Setelah mengucapkan kata-kata itu, Selena pun pergi, membanting pintu dengan keras. Keheningan kembali menerjang studio, namun suasana sudah berbeda. Amarah Selena telah meninggalkan bekas. Gosip itu kini mulai menyebar. Zeke hanya bisa menghela napas. Ia tahu, ini baru permulaan.
"Maaf atas kekacauan tadi."
Ucap Zeke sambil membungkuk kepada pelanggannya.
"Gadis itu selalu saja buat masalah." ujar salah satu pelanggan pria.
Zeke memberikan buku desain kepada pelanggan untuk melihat desain terbaru mereka.
"Zeke, apa benar yang dikatakan Selena itu? Kok dia merasa dikhianati ya sama Devan?" tanya salah satu karyawan Drevian yang masih baru kerja disitu, Ronan.
"Ronan, kau tidak tahu apa-apa. Tolong jangan membuat amarah ku naik lagi." ucap Zeke sambil memijit pelipisnya.
Ronan lalu kembali mendesain beberapa pelanggan yang datang.
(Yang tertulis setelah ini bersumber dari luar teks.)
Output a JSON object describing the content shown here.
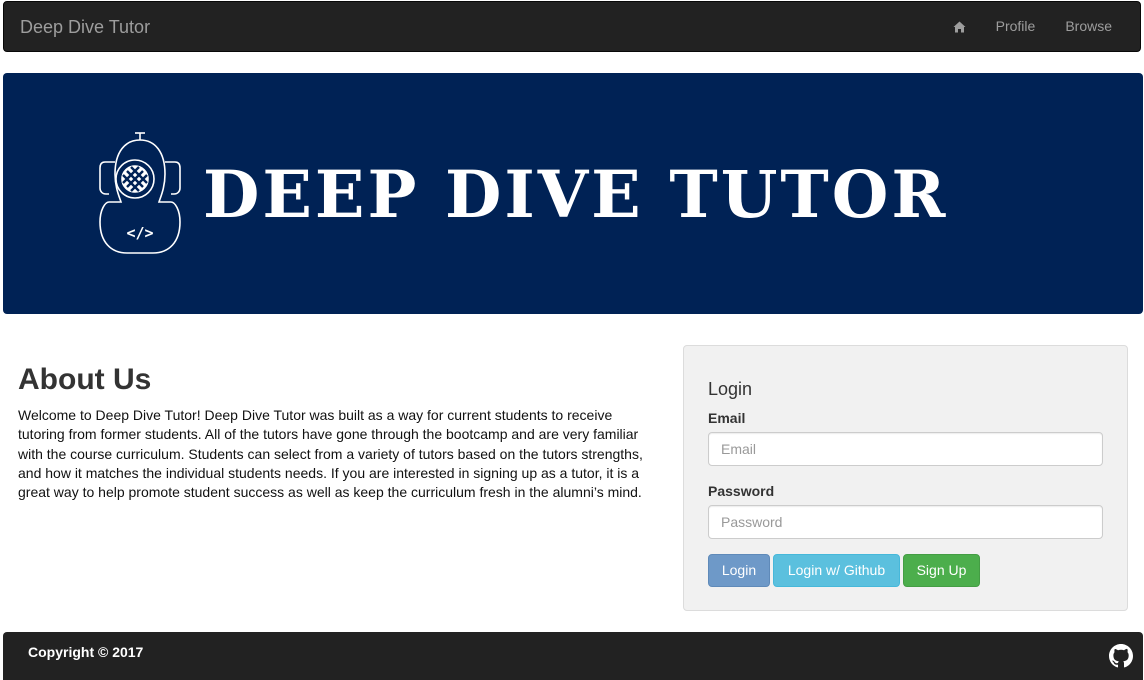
{
  "navbar": {
    "brand": "Deep Dive Tutor",
    "items": [
      {
        "icon": "home-icon",
        "label": ""
      },
      {
        "label": "Profile"
      },
      {
        "label": "Browse"
      }
    ]
  },
  "banner": {
    "logo_icon": "diving-helmet-icon",
    "logo_code_glyph": "</>",
    "title": "DEEP DIVE TUTOR",
    "background_color": "#002255"
  },
  "about": {
    "title": "About Us",
    "text": "Welcome to Deep Dive Tutor! Deep Dive Tutor was built as a way for current students to receive tutoring from former students. All of the tutors have gone through the bootcamp and are very familiar with the course curriculum. Students can select from a variety of tutors based on the tutors strengths, and how it matches the individual students needs. If you are interested in signing up as a tutor, it is a great way to help promote student success as well as keep the curriculum fresh in the alumni’s mind."
  },
  "login": {
    "title": "Login",
    "email_label": "Email",
    "email_placeholder": "Email",
    "email_value": "",
    "password_label": "Password",
    "password_placeholder": "Password",
    "password_value": "",
    "buttons": {
      "login": "Login",
      "github": "Login w/ Github",
      "signup": "Sign Up"
    }
  },
  "footer": {
    "copyright": "Copyright © 2017",
    "icon": "github-icon"
  },
  "colors": {
    "navbar_bg": "#222222",
    "banner_bg": "#002255",
    "btn_login": "#6e99c8",
    "btn_github": "#5bc0de",
    "btn_signup": "#4cae4c"
  }
}
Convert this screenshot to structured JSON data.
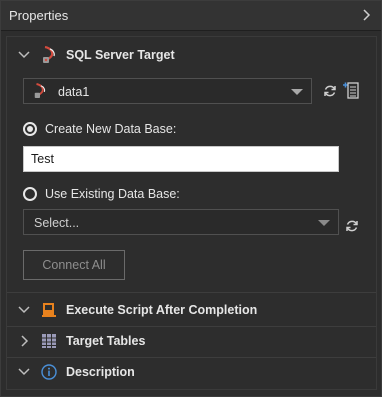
{
  "panel": {
    "title": "Properties"
  },
  "sections": {
    "sql_target": {
      "label": "SQL Server Target",
      "expanded": true
    },
    "execute_script": {
      "label": "Execute Script After Completion",
      "expanded": true
    },
    "target_tables": {
      "label": "Target Tables",
      "expanded": false
    },
    "description": {
      "label": "Description",
      "expanded": true
    }
  },
  "datasource": {
    "selected": "data1"
  },
  "create_new": {
    "label": "Create New Data Base:",
    "value": "Test",
    "selected": true
  },
  "use_existing": {
    "label": "Use Existing Data Base:",
    "placeholder": "Select...",
    "selected": false
  },
  "connect_button": {
    "label": "Connect All",
    "enabled": false
  },
  "colors": {
    "accent_orange": "#e8821e",
    "sql_red": "#c0392b",
    "info_blue": "#4a90d9"
  }
}
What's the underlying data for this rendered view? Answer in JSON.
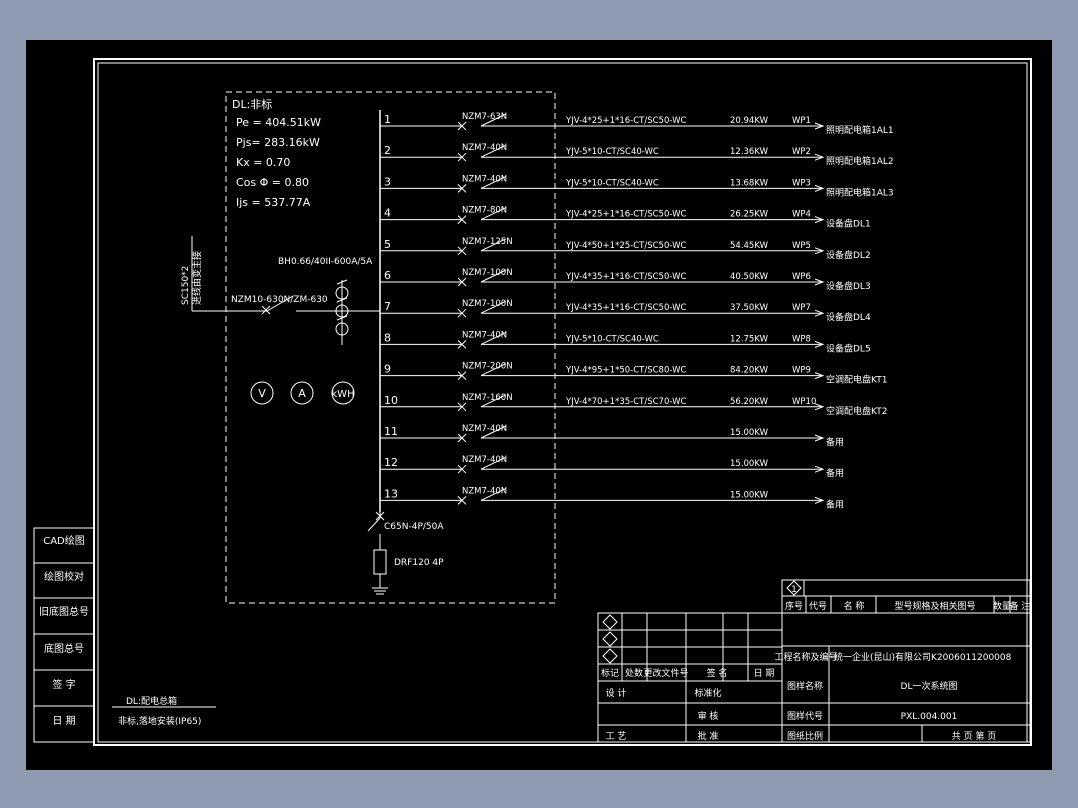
{
  "colors": {
    "background": "#8e9ab0",
    "canvas": "#000000",
    "line": "#ffffff"
  },
  "board": {
    "title": "DL:非标",
    "params": [
      "Pe = 404.51kW",
      "Pjs= 283.16kW",
      "Kx = 0.70",
      "Cos Φ = 0.80",
      "Ijs = 537.77A"
    ]
  },
  "incoming": {
    "cable_line1": "SC150*2",
    "cable_line2": "进线由变主接",
    "breaker": "NZM10-630N/ZM-630",
    "ct": "BH0.66/40II-600A/5A"
  },
  "meters": [
    "V",
    "A",
    "kWH"
  ],
  "feeders": [
    {
      "num": "1",
      "breaker": "NZM7-63N",
      "cable": "YJV-4*25+1*16-CT/SC50-WC",
      "power": "20.94KW",
      "code": "WP1",
      "dest": "照明配电箱1AL1"
    },
    {
      "num": "2",
      "breaker": "NZM7-40N",
      "cable": "YJV-5*10-CT/SC40-WC",
      "power": "12.36KW",
      "code": "WP2",
      "dest": "照明配电箱1AL2"
    },
    {
      "num": "3",
      "breaker": "NZM7-40N",
      "cable": "YJV-5*10-CT/SC40-WC",
      "power": "13.68KW",
      "code": "WP3",
      "dest": "照明配电箱1AL3"
    },
    {
      "num": "4",
      "breaker": "NZM7-80N",
      "cable": "YJV-4*25+1*16-CT/SC50-WC",
      "power": "26.25KW",
      "code": "WP4",
      "dest": "设备盘DL1"
    },
    {
      "num": "5",
      "breaker": "NZM7-125N",
      "cable": "YJV-4*50+1*25-CT/SC50-WC",
      "power": "54.45KW",
      "code": "WP5",
      "dest": "设备盘DL2"
    },
    {
      "num": "6",
      "breaker": "NZM7-100N",
      "cable": "YJV-4*35+1*16-CT/SC50-WC",
      "power": "40.50KW",
      "code": "WP6",
      "dest": "设备盘DL3"
    },
    {
      "num": "7",
      "breaker": "NZM7-100N",
      "cable": "YJV-4*35+1*16-CT/SC50-WC",
      "power": "37.50KW",
      "code": "WP7",
      "dest": "设备盘DL4"
    },
    {
      "num": "8",
      "breaker": "NZM7-40N",
      "cable": "YJV-5*10-CT/SC40-WC",
      "power": "12.75KW",
      "code": "WP8",
      "dest": "设备盘DL5"
    },
    {
      "num": "9",
      "breaker": "NZM7-200N",
      "cable": "YJV-4*95+1*50-CT/SC80-WC",
      "power": "84.20KW",
      "code": "WP9",
      "dest": "空调配电盘KT1"
    },
    {
      "num": "10",
      "breaker": "NZM7-160N",
      "cable": "YJV-4*70+1*35-CT/SC70-WC",
      "power": "56.20KW",
      "code": "WP10",
      "dest": "空调配电盘KT2"
    },
    {
      "num": "11",
      "breaker": "NZM7-40N",
      "cable": "",
      "power": "15.00KW",
      "code": "",
      "dest": "备用"
    },
    {
      "num": "12",
      "breaker": "NZM7-40N",
      "cable": "",
      "power": "15.00KW",
      "code": "",
      "dest": "备用"
    },
    {
      "num": "13",
      "breaker": "NZM7-40N",
      "cable": "",
      "power": "15.00KW",
      "code": "",
      "dest": "备用"
    }
  ],
  "spd": {
    "breaker": "C65N-4P/50A",
    "device": "DRF120 4P"
  },
  "note": {
    "line1": "DL:配电总箱",
    "line2": "非标,落地安装(IP65)"
  },
  "left_strip": [
    "CAD绘图",
    "绘图校对",
    "旧底图总号",
    "底图总号",
    "签 字",
    "日 期"
  ],
  "title_block": {
    "rev_marker": "1",
    "parts_header": [
      "序号",
      "代号",
      "名 称",
      "型号规格及相关图号",
      "数量",
      "备 注"
    ],
    "rev_header": [
      "标记",
      "处数",
      "更改文件号",
      "签 名",
      "日 期"
    ],
    "roles": [
      "设 计",
      "工 艺"
    ],
    "roles2": [
      "标准化",
      "审 核",
      "批 准"
    ],
    "company_label": "工程名称及编号",
    "company": "统一企业(昆山)有限公司K2006011200008",
    "name_label": "图样名称",
    "name": "DL一次系统图",
    "code_label": "图样代号",
    "code": "PXL.004.001",
    "scale_label": "图纸比例",
    "pages": "共  页  第  页"
  }
}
Ia bingung dengan kejadian ini karena Ia masih baru satu bulan kerja di Studio Vendrell.
Selain Zeke, Ronan juga lumayan dekat dengan Drevian tapi tak sedekat Zeke.
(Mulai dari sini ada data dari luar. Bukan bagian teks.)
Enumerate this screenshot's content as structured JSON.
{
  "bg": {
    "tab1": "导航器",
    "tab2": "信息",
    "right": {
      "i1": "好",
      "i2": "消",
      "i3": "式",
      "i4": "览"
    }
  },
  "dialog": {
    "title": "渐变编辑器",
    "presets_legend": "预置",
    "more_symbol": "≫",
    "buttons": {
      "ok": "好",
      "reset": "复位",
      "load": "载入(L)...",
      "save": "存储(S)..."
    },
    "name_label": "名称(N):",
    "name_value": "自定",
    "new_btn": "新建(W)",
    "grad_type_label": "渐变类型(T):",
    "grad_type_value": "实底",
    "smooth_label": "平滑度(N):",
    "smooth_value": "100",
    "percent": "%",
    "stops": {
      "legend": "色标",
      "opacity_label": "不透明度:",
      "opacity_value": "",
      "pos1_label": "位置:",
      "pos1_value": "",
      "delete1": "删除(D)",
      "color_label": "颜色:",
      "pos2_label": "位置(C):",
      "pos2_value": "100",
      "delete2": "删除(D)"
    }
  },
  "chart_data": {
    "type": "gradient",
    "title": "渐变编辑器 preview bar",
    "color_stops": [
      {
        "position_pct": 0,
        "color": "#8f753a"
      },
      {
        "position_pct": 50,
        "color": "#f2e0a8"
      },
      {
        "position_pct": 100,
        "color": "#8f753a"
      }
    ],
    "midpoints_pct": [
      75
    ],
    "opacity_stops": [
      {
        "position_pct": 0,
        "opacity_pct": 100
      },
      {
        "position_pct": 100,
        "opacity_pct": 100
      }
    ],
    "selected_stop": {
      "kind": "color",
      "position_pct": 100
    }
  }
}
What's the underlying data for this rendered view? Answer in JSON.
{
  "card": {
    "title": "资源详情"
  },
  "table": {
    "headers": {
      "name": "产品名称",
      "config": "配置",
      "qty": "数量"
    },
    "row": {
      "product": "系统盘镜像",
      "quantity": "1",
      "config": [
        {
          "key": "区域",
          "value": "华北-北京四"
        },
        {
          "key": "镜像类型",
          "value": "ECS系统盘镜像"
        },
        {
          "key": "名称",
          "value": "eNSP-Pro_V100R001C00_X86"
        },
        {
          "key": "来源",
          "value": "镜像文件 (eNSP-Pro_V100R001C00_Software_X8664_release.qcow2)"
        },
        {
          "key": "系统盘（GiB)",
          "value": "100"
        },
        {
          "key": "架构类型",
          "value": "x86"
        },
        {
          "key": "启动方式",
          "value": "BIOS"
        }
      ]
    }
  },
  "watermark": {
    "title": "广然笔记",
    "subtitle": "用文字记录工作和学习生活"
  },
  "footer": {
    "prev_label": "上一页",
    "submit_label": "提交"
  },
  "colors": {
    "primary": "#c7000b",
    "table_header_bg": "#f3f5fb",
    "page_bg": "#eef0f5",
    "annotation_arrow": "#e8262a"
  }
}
"Ronan, tolong aturkan beberapa karyawan untuk pelanggan kita, aku akan menyiapkan peralatannya."
Ronan mengangguk dan melayani pelanggannya dengan senang hati.
Zeke ke belakang mengambil peralatan dan menghela nafas. Menenangkan dirinya sendiri karena ledakan amarahnya tadi yang tiba-tiba.
Masih pagi sudah ada saja masalah yang datang.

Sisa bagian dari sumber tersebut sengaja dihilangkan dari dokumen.